Friday, October 5, 2012

Loan Against Property: Eligibility Criteria In India



Loan against property provides by several banks in India. It helps the person to make available necessary, funds. There are several types of loans provided in India. These loans are education loan, gold loan, business loan home loan and personal loan. Banks also introduce new loan name loan against property. In this loan, persons need to deposit their property as assets to the bank and get the loan against that property. Property can be of any type like home, a car, land, building etc. Person can easily get a loan against property. 



Person must maintain their credit score, getting a loan against property. Person having decent credit score can get a loan at the cheapest interest rates. Person having poor credit score can get a loan at the highest rate of interest. Person eligibility criteria must meet, before applying for a loan. Banks also check your repaying capability. Several lenders in India provide loans at the best rates. In any case, person does not repay the loan bank sells their property to get the money back. Interest rate varies from one bank to another bank. Person can do a detailed research on lenders that provide best loan against property. Person can also compare all interest rates and processing fee. Person can repay the loan in EMIs.
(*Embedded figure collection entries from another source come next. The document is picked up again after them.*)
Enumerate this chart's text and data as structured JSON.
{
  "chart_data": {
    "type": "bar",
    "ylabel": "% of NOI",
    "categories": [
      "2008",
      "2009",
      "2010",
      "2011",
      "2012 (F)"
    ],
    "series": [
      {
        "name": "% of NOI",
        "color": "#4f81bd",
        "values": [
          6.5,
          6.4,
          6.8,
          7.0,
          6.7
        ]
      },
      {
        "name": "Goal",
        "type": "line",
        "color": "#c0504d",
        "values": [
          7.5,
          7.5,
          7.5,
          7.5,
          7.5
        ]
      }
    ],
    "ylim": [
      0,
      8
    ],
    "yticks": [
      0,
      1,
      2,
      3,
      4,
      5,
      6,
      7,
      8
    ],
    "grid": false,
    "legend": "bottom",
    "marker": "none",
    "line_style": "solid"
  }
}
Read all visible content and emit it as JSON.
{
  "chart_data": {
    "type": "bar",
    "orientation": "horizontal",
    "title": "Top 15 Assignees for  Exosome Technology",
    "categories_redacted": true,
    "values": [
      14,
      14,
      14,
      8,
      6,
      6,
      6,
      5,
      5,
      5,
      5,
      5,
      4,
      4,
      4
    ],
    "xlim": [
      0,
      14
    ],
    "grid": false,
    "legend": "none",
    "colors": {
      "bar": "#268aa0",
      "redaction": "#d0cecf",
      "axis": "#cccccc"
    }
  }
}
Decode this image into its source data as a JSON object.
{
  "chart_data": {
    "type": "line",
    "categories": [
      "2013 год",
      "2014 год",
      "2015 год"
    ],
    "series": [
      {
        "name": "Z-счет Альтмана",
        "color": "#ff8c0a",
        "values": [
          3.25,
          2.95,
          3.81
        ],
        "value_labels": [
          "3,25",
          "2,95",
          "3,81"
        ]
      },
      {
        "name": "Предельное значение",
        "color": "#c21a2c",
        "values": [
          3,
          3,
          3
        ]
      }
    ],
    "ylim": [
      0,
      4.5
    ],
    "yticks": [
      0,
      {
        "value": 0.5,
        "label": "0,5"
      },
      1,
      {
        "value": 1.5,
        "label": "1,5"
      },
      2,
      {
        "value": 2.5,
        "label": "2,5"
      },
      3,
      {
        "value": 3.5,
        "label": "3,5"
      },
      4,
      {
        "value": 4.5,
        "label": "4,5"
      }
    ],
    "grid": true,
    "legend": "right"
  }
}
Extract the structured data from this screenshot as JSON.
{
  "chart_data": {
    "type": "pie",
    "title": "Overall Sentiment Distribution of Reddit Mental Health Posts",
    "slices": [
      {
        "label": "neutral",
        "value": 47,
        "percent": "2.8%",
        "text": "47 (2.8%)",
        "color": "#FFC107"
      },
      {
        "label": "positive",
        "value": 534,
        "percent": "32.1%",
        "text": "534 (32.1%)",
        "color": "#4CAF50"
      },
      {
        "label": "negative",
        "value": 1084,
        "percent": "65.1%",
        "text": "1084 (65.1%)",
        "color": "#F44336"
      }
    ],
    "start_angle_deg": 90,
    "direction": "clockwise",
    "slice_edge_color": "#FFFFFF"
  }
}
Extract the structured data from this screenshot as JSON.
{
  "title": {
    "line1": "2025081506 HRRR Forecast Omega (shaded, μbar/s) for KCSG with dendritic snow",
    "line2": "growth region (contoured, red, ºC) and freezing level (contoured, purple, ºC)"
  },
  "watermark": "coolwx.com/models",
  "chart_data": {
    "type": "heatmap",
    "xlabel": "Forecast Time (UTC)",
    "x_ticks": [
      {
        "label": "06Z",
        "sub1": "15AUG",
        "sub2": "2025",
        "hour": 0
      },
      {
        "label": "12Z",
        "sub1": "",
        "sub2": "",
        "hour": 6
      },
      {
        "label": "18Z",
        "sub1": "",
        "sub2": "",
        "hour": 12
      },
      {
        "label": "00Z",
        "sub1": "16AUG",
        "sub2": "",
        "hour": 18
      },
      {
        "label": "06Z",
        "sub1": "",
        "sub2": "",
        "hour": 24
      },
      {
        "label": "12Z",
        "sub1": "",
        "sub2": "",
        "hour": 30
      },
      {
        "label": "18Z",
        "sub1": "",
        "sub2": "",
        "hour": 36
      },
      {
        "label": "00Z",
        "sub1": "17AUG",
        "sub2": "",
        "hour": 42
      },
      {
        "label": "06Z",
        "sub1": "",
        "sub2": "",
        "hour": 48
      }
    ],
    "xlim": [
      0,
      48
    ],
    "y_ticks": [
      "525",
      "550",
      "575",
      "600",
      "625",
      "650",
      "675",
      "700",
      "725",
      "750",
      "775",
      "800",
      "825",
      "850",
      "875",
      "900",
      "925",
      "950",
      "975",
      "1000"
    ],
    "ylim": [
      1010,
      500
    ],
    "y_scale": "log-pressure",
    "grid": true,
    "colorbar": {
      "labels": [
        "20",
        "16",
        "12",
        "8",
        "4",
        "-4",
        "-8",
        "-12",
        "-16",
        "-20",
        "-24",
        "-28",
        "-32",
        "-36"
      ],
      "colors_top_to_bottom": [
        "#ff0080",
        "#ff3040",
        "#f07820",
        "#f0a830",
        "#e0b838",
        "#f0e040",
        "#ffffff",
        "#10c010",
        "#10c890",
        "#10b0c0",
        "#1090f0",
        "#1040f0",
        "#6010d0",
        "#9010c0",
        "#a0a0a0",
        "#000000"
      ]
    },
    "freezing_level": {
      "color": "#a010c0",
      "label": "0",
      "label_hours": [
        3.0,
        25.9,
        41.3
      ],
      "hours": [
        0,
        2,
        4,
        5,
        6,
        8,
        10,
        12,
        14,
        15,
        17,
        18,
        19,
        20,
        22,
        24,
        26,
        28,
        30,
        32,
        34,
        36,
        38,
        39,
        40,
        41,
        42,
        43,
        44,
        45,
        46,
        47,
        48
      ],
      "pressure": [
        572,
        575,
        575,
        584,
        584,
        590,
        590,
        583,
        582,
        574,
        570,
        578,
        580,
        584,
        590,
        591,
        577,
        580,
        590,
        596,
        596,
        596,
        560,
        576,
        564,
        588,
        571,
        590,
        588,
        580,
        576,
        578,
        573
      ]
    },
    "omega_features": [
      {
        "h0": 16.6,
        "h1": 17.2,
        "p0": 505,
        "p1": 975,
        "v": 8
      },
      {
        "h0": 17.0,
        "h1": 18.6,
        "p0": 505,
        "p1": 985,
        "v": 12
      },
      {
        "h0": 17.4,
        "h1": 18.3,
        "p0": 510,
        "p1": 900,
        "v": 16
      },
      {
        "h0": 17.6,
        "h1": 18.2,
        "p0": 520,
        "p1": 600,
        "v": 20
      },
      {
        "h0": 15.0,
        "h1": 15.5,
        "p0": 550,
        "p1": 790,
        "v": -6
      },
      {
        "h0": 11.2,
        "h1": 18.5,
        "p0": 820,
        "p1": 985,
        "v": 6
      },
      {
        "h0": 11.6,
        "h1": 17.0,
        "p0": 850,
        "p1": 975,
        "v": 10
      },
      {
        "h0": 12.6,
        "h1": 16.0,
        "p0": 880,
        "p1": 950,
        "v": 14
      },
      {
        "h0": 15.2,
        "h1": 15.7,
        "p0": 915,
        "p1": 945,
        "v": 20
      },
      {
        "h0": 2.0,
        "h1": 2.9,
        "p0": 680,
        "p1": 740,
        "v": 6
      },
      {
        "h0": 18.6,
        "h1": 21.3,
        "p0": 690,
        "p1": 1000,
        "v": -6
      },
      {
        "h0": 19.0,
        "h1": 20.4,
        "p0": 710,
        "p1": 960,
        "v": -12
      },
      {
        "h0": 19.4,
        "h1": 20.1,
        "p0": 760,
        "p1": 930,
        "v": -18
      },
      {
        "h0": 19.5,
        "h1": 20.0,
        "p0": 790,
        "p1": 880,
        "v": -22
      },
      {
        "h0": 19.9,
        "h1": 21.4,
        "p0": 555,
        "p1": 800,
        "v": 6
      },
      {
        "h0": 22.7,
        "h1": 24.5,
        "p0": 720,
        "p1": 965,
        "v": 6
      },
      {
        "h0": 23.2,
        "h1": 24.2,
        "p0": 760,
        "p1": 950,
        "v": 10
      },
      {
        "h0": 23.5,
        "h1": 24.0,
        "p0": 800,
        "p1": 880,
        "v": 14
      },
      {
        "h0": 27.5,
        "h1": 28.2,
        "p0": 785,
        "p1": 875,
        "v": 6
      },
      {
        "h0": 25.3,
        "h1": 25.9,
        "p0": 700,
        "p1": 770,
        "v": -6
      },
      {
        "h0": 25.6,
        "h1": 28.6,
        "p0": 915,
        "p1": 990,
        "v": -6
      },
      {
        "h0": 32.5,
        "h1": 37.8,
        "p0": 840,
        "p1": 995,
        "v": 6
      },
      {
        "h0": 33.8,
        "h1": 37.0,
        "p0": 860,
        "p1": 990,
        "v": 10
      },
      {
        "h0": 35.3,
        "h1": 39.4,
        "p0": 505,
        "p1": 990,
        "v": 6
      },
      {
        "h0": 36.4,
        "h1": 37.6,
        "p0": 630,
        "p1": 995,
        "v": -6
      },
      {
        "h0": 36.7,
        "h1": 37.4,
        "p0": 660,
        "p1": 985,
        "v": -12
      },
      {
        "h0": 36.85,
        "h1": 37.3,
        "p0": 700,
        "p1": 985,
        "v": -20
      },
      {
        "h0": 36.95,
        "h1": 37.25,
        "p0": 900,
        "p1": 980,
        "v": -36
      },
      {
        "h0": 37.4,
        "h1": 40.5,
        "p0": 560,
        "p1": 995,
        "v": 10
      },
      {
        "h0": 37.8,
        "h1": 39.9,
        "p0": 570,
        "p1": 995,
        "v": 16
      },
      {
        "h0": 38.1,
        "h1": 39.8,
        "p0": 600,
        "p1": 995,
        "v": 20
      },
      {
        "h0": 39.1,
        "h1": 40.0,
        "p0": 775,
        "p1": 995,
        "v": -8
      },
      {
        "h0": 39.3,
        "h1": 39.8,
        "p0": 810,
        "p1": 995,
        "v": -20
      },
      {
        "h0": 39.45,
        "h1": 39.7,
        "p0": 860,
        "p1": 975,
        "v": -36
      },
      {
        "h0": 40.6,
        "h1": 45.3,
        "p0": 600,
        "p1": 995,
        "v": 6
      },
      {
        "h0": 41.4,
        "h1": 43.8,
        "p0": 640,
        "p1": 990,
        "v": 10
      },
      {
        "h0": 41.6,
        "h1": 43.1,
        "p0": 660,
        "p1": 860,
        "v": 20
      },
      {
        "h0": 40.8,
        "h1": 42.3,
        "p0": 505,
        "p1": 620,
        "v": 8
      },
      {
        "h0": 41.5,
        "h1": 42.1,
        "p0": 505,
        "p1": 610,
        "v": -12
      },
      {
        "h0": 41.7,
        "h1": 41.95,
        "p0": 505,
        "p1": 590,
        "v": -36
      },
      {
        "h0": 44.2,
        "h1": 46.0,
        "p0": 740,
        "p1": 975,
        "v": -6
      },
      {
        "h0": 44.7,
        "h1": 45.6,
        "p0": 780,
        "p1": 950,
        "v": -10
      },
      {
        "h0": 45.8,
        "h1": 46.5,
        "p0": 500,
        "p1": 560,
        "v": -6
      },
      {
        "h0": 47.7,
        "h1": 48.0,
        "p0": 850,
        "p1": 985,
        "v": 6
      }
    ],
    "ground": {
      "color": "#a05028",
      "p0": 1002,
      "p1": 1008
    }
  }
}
Following are the eligibility criteria that person has to follow: 

Salaried Persons:
·         Minimum Income of the applicant: Rs. 12000 p.m.
·         Maximum age of applicant at the loan maturity: 60 years
·         Minimum age of person: 21 years

Self-employed persons:
·         Maximum age of person at the loan maturity: 65 years
·         Minimum Yearly Income: Rs. 150000 p.a.
·         Minimum age of person: 21 years

Loan amount:
Person can take loan amount according to the value of the property. The higher the property value more the person gets the loan. Banks provide a loan amount up to Rs 25000 to Rs 1.5 crore.


Tenure Period:
Tenure period depends upon the loan amount. Person can also select the period in which person has to repay the loan. Salaried/ self employed person can take a loan at the lowest interest rates.


Repayment Capacity:
Banks only provide loans to the person, after checking the repaying capacity of the person. In this loan, person has to deposit their property as collateral to the bank. In any case, person fails to pay off the loan; banks sell their assets to get the money back. Loan against property is one of the best deals among all loans. Person needs to repay the loan in time. Person can also take a loan at the best rates.